Cascading Network Effects on Ethereum’s Finality

https://ethresear.ch/t/cascading-network-effects-on-ethereums-finality/15871

Cascading Network Effects on Ethereum’s Finality

Thomas Thiery – June 13th, 2023

Thanks to Caspar, Mike, Michael, Dan, Pari and Barnabé for helpful comments on the draft. A special mention to Sam and Andrew for helping me access the data from nodes set up by the EF!

Table of Contents

  1. Introduction
  2. Assessing Perturbations in the Peer-to-Peer Network
  3. The Impact of Finality Incidents on User Experience
  4. Conclusion

Introduction

On the evenings of Thursday, May 11th, and Friday, May 12th, 2023, the Ethereum mainnet experienced large-scale network perturbations, which resulted in delays in transaction finalization.

This disruption originated from the implementation logic of some consensus layer (CL) clients, such as Prysm and Teku (see the detailed Post-Mortem Report from Prsym). These clients experienced issues when processing “valid-but-old” attestations (valid attestations with target checkpoints from previous epochs). As these attestations were broadcasted across the peer-to-peer network, clients were required to recompute beacon states to confirm that attestations were correctly associated with their respective validator committees. This computationally intense procedure led to a substantial depletion of CPU and cache resources, impairing validators’ ability to perform their duties effectively.

Ethereum’s state is growing; The validator set has expanded significantly over recent months, with the count of active validators nearing 600k, and currently heading towards 700k heading towards 700k with the current pending queue, which will be absorbed over two months.

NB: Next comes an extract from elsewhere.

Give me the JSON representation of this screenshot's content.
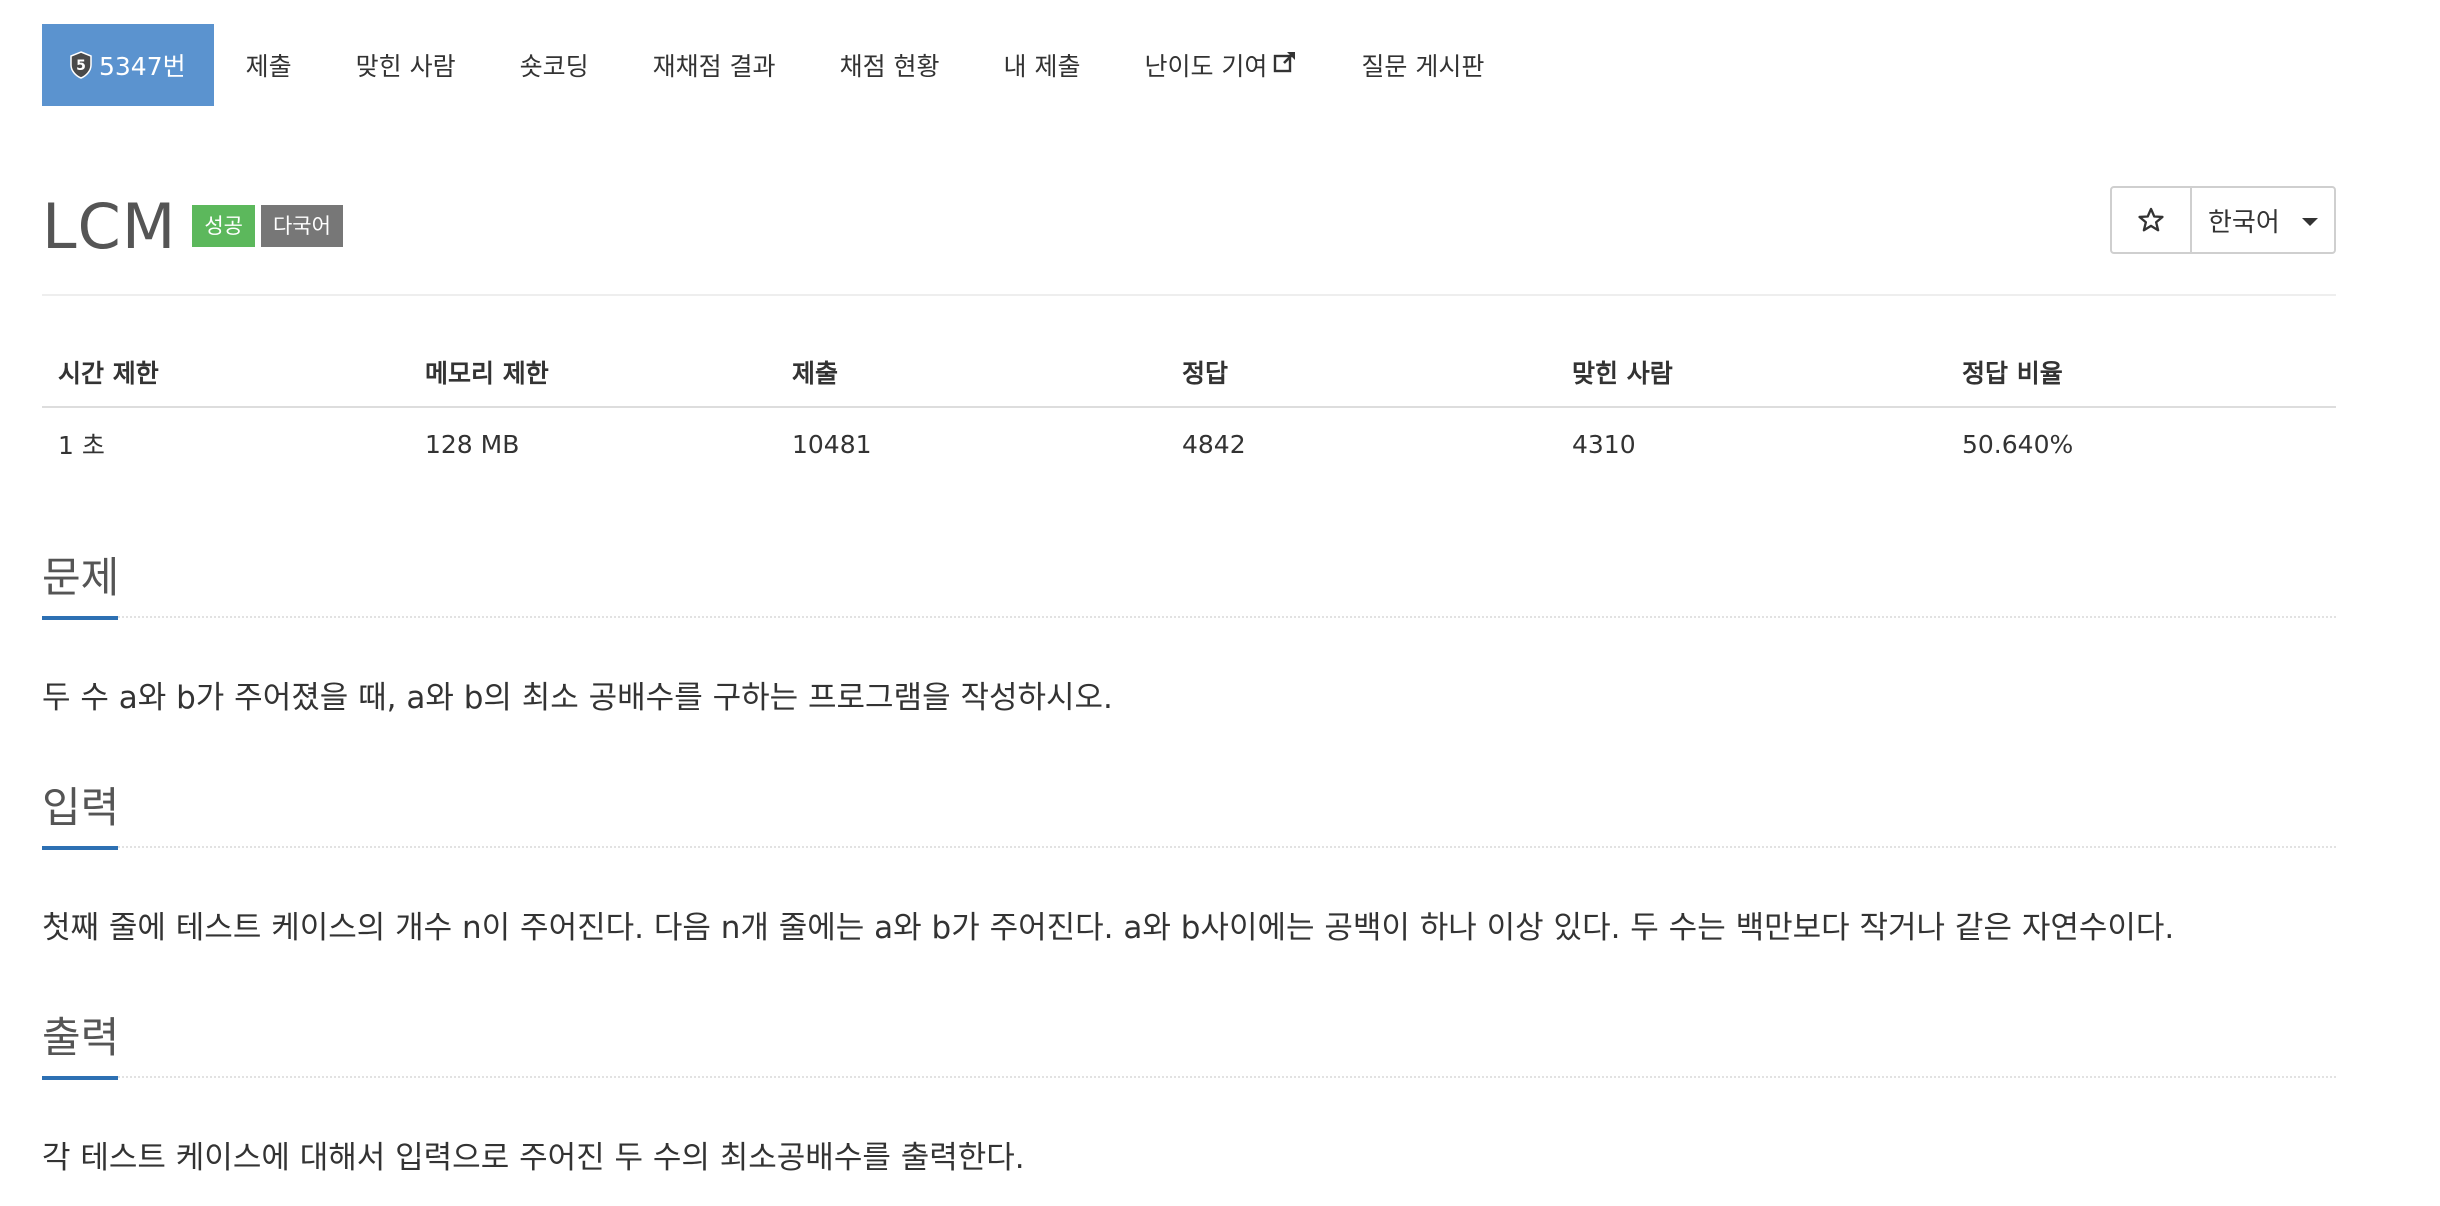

Since the introduction of the Capella upgrade, the size of states has grown substantially, increasing from 81mb just prior to Capella’s activation to 96mb due to an influx of deposits after the upgrade. Consequently, state replays that involve deposits have become more resource-demanding compared to typical state replays, given the expansion of the validator set. It’s important to note that while non-viable attestations have always been present on the network, state growth coupled with the increased computational requirements of deposit processing might have reached a tipping point, triggering cascading effects in nodes rather than the previously anticipated standard recovery.

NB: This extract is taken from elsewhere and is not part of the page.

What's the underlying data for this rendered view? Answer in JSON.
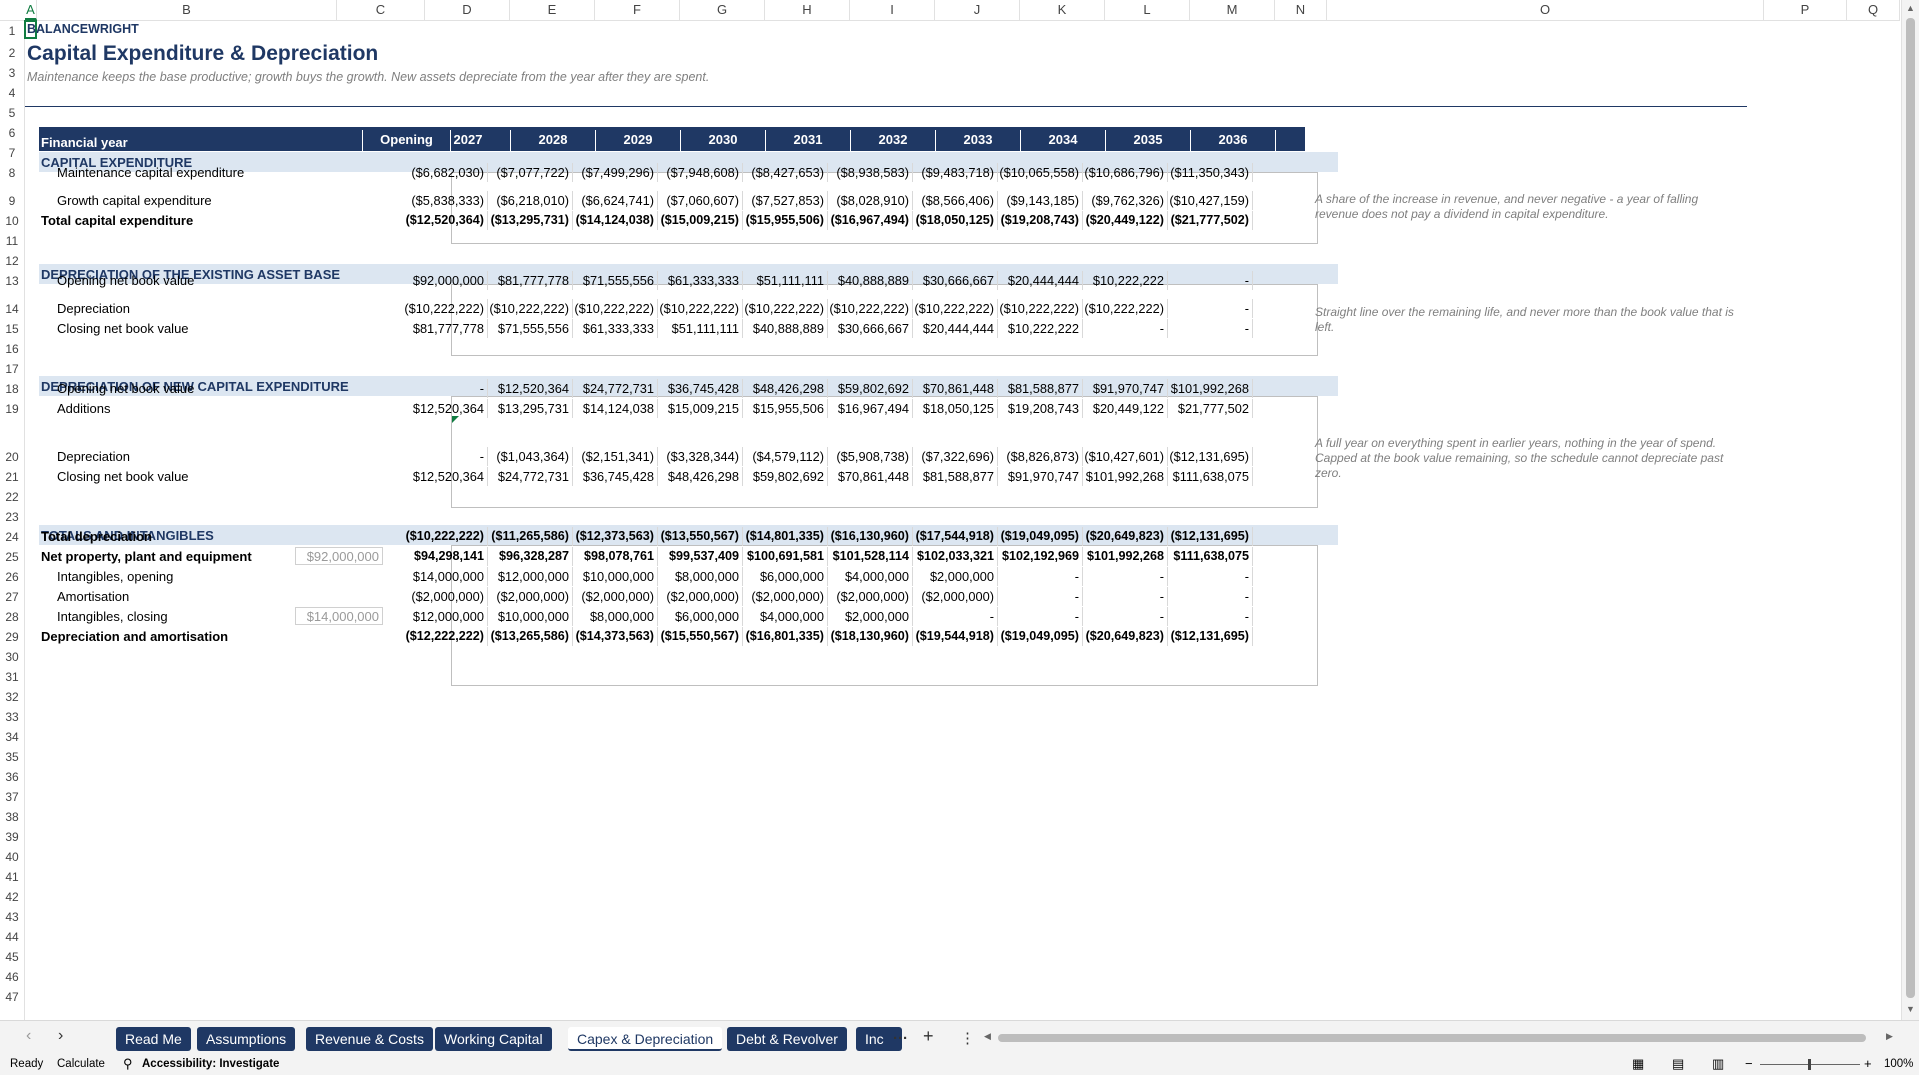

Given these developments, this post aims to elucidate the implications of finality incidents, focusing on (1) the health of the peer-to-peer network, illustrated by relevant metric visualizations, and (2) the potential impact of such incidents on the end user experience.

Assessing Perturbations in the Peer-to-Peer Network

We evaluate the state of the peer-to-peer network during the finality incidents, using data collected from custom nodes set up by the Ethereum Foundation, distributed across 3 different geographical locations (i.e., Amsterdam, San Francisco, Sydney) and running 4 clients (i.e. Prysm, Lighthouse, Nimbus, Lodestar), from May 09th to May 13th, 2023. This corresponds to epochs ranging from 200000 to 201700, slots ranging from 6400799 to 6429597 and block numbers ranging from 17222752 to 17250914.

Note: All nodes and clients will not be included in all analyses and figures due to known issues affecting results and their interpretations.

First, we approximate the time frames in which finality incidents began and concluded. As a reminder, to finalize, Ethereum’s consensus mechanism requires that a supermajority of the total ETH at stake — precisely two-thirds (≈ 66.6%) — must participate in the vote. We identify epochs in which network participation (i.e., the percentage of total staked ETH used to vote) dipped below 66% (see Figure 1). Given that block B is finalized if B is justified and more than 2/3 validators have made votes (B, C), where C is the direct child of B (i.e., height(C) – height(B) <= 2, height referring to checkpoints here, see consensus specs and Vitalik et al., 2020 for more details), we add a buffer and incorporate the epoch immediately preceding and the epoch immediately succeeding those that didn’t meet the 66% network participation threshold. This yields two epoch ranges for each finality incident:

F1 (Finality Incident 1): Epoch 200552-200555, corresponding to slot 6417664-6417791 and block number 17239384-17239468. This period spans from May 11, 2023, 20:13:11 UTC to May 11, 2023, 20:38:35 UTC. The network participation reached a low of 40.9% during this period.

F2 (Finality Incident 2): Epoch 200750-200759, corresponding to slot 6424000-6424319 and block number 17245574-17245741. This period spans from May 12, 2023, 17:20:23 UTC to May 12, 2023, 18:24:11 UTC. The network participation reached a low of 30.7% during this period.

We will reference these two finality incidents and their corresponding epoch, slot and time ranges as F1 and F2 when discussing the remaining findings in this blog post.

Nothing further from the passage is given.